Neue AUTOSAR-Werkzeugunterstützung für Continuous Integration

Die neue Option Continuous Integration (CI) erweitert DaVinci Configurator Pro um eine standardisierte Integrationspipeline für Anwendungssoftware-Komponenten. Softwareentwickler profitieren von einer schnellen und standardisierten Integration geänderter oder neuer Funktionen. Dies eröffnet die Möglichkeit eines frühen Funktionstests auf Ziel-Steuergeräten. Im Entwicklungsprozess reduziert die Option CI die durch lange Integrationsintervalle verursachten Wartezeiten.

Die zunehmende Bedeutung von Software in Automotive-Systemen und die Anpassung von agilen Entwicklungsmethoden führt bei vielen Automobilherstellern und Zulieferern in der Softwareentwicklung für AUTOSAR-Steuergeräte zum Aufbau einer Continuous-Integration-Build-Umgebung. Eine solche CI-Build-Umgebung gibt Softwareentwicklern eine rasche Rückmeldung mit einer ausführbaren Software, indem sie die Integrations- und Buildzeiten deutlich reduziert. Aufgrund dieses Vorteils können entwickelte Funktionen frühzeitig getestet und neue Funktionen schneller an die Fahrzeugtests oder die Kunden weitergegeben werden.

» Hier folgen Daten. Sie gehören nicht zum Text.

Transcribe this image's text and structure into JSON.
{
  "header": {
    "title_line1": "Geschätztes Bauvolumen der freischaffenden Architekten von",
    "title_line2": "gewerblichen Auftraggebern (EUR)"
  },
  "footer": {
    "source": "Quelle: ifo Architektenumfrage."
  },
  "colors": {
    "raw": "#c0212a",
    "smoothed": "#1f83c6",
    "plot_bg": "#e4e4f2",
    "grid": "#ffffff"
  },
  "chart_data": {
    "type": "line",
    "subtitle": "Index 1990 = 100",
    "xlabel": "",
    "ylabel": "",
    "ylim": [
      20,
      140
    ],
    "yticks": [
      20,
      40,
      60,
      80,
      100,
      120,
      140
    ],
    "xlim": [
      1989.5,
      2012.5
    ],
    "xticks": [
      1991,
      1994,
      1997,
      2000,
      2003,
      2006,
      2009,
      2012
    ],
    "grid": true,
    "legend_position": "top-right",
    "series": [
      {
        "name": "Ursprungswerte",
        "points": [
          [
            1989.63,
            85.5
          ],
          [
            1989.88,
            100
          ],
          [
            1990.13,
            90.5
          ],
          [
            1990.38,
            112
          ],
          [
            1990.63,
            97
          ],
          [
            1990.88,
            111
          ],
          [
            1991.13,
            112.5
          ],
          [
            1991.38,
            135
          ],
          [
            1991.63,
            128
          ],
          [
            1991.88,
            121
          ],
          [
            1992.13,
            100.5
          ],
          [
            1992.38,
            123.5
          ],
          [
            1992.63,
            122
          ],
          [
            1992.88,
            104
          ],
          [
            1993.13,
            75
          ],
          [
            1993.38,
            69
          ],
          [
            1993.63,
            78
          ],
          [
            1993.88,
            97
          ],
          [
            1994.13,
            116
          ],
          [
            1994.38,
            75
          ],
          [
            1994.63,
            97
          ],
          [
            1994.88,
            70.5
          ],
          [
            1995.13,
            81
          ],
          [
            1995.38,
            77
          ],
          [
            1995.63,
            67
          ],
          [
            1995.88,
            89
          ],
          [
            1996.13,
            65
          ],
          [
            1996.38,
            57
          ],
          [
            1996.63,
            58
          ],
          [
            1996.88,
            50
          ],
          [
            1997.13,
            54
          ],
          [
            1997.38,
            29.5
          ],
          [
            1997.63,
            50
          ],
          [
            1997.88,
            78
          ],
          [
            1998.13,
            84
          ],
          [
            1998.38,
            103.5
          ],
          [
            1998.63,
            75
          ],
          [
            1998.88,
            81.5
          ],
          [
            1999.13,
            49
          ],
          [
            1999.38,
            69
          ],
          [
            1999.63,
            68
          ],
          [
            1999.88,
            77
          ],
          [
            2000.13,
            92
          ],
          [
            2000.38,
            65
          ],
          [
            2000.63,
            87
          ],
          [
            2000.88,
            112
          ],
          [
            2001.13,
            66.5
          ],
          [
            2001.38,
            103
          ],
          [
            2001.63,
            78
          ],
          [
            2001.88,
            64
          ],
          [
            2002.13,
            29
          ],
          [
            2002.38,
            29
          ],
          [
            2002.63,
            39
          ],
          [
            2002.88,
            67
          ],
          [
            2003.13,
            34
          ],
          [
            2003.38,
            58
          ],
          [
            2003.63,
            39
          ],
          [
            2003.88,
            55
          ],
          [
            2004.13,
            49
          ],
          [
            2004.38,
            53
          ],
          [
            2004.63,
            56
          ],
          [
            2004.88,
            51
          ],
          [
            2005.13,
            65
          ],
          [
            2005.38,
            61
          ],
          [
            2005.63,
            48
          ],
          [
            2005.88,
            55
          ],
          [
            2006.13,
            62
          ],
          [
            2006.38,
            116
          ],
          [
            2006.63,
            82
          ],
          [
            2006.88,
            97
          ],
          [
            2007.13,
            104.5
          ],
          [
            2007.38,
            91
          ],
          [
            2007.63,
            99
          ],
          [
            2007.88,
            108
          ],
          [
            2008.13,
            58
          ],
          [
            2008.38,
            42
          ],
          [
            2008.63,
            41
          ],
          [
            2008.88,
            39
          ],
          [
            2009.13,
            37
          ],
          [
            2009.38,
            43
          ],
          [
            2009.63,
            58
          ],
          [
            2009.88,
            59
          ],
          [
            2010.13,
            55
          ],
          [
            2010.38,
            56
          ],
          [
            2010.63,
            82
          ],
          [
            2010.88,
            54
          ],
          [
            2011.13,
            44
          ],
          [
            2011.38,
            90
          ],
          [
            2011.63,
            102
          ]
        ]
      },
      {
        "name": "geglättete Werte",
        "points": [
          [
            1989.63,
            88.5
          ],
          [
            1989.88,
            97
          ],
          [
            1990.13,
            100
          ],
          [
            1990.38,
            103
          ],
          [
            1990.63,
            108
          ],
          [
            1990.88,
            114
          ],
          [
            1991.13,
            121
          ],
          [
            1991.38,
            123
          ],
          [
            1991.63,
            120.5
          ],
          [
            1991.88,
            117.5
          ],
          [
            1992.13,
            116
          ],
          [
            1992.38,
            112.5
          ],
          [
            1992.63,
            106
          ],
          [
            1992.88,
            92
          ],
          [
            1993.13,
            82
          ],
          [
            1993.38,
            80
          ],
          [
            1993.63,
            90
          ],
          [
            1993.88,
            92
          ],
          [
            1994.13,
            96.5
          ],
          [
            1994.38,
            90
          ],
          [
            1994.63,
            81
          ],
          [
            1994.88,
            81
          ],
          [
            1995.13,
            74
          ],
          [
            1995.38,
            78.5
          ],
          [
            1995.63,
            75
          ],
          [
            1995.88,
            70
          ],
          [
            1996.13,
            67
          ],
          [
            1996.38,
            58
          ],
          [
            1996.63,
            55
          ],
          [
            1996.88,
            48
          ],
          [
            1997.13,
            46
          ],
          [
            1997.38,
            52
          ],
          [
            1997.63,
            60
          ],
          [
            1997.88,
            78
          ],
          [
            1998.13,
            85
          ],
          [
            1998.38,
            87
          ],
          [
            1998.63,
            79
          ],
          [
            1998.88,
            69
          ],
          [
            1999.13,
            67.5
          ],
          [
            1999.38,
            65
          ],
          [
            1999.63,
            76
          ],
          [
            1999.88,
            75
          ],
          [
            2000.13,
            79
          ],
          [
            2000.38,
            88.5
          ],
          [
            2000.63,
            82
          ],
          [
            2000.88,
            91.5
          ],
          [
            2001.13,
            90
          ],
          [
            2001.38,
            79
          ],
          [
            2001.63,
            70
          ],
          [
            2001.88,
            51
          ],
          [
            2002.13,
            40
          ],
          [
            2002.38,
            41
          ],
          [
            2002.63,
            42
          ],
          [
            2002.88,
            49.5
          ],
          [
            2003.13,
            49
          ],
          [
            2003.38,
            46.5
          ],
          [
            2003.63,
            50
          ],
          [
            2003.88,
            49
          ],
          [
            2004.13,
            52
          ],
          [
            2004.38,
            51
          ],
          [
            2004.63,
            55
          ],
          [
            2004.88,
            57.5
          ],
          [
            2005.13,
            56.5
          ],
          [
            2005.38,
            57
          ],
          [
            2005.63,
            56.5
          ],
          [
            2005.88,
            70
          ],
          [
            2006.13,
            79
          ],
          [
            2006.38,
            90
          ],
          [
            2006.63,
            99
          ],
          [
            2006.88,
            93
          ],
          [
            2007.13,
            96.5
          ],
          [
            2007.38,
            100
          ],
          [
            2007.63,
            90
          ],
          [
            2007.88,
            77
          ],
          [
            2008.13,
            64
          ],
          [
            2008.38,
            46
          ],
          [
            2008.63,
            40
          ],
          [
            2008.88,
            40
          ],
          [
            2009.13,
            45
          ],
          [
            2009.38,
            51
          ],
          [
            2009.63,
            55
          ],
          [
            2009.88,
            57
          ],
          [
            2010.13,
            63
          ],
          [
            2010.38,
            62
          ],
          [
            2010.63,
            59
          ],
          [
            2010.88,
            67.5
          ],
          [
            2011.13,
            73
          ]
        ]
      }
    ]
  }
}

Der DaVinci Configurator Pro Option unterstützt den CI-Ansatz, indem er mit der Option CI eine vordefinierte und konfigurierbare Integrationspipeline für AUTOSAR Software-Komponenten (SWCs) bereitstellt.

  • App-Pakete ermöglichen eine unabhängige Freigabe und automatische Integration von Software-Komponenten. Neben der SWC-Beschreibung und dem Anwendungscode sind sie mit festgelegten Integrationsanweisungen ausgestattet, beispielsweise welche lauffähige Komponente auf welche Aufgabe abgebildet werden soll.
  • Beim Aufbau der CI-Umgebung wird eine Steuergeräte-Root-Konfiguration definiert, die als Basis für die spätere automatische Integration dient.
  • Die Integration-Pipeline führt einen automatisierten und konfigurierbaren Workflow auf dem Build-Server aus, der die vordefinierten Integrationsanweisungen verwendet, um die SWCs auf die MICROSAR Basissoftware abzubilden.
  • Es wird eine ausführbare Software für virtuelle Tests (mit Vector vVIRTUALtarget) oder ein reales Hardware-Target erstellt.
  • Leichte Analyse der Fehler während des Build-Prozesses durch eine Aufschlüsselung mit allen Schritten und Statusmeldungen, wodurch die Suchzeiten für fehlerhafte Softwarelieferungen verkürzt werden.
  • Die Back-in-Time-Funktion ermöglicht ein einfaches Debugging und den Neustart der Integration von jeder Zwischen-Build-Phase aus.
  • Dank des Gradle-basierten Build-Systems lässt sich die von der Option CI bereitgestellte Integrations-Pipeline leicht anpassen und erweitern.